Job 40

Job 40

Job opnieuw door Yâ-hwéh Yâhuwshúa` bestraft

1. Daarna antwoordde Yâ-hwéh Yâhuwshúa` Job uit een storm en zei: 2. Omgord nu als een man je heupen, dan zal Ik jou ondervragen. Maak Mij eens bekend: 3. Wil je ook Mijn recht vernietigen? Wil je Mij schuldig verklaren, opdat je zelf rechtvaardig bent? 4. Heb je een arm zoals Ik?

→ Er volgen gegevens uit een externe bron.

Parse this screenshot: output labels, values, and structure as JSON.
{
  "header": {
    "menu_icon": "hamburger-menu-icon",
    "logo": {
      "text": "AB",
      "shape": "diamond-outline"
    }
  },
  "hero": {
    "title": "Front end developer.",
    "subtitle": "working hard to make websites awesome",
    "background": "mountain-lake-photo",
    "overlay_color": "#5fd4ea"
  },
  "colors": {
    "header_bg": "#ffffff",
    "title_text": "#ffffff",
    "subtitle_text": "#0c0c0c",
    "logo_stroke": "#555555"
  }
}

En kun je, zoals Ik, met je stem donderen? 5. Tooi je nu met heerlijkheid en hoogheid, en bekleed je met majesteit en glorie. 6. Verspreid de verbolgenheden van je toorn, en zie elke hoogmoedige en verneder hem. 7. Zie elke hoogmoedige en onderwerp hem, en verpletter de kwaaddoeners op hun plaats. 8. Verberg hen tezamen in het stof; omwikkel hun gezichten in het verborgene. 9. Dan zal ook Ik jou prijzen, omdat je rechterhand je verlost heeft.

De Behemoth

10. Zie toch, de Behemoth, die Ik gemaakt heb, evenals jou, hij eet gras zoals een rund. 11. Zie toch zijn kracht in zijn lendenen, en zijn sterkte in de spieren van zijn buik. 12. Als hij wil, is zijn staart als een ceder; de pezen van zijn dijen zijn samengevlochten. 13. Zijn beenderen zijn als staven brons; zijn gebeente is als ijzeren stangen. 14. Hij is de voornaamste van Mijn werken; Hij Die hem gemaakt heeft, heeft hem zijn zwaard verschaft. 15. De bergen brengen immers voedsel voor hem voort, en alle dieren van het veld spelen daar. 16. Hij legt zich te slapen onder schaduwrijke bomen, in een schuilplaats van riet en moeras. 17. De schaduwrijke bomen bedekken hem elk met zijn schaduw; de wilgen van de beek omringen hem. 18. Zie, als de rivier wild wordt, beeft hij niet; hij blijft kalm wanneer de Jordaan opbruist tegen zijn bek. 19. Kan iemand hem bij zijn ogen vangen? Kan iemand hem met strikken de neus doorboren?

De Leviathan

20. Kun je de Leviathan met een vishaak trekken, of zijn tong met een touw neerdrukken? 21. Kun je een riet door zijn neus steken, of met een doorn zijn kaak doorboren? 22. Zal hij jou talrijke smeekbeden doen? Zal hij zachte dingen tegen je spreken? 23. Zal hij een verbond met je sluiten? Kun je hem aannemen als een eeuwige slaaf? 24. Kun je met hem spelen als met een vogeltje? Of hem vastbinden voor je meisjes? 25. Kunnen de handelaars hem verkopen? Kunnen zij hem verdelen onder de kooplieden? 26. Kun je zijn huid volsteken met speren, of zijn kop met een visharpoen? 27. Leg je hand maar eens op hem; denk aan de strijd, doe het niet meer. 28. Zie, de hoop hem te overmeesteren, zal een leugen blijken; reeds bij zijn aanblik wordt men neergeworpen.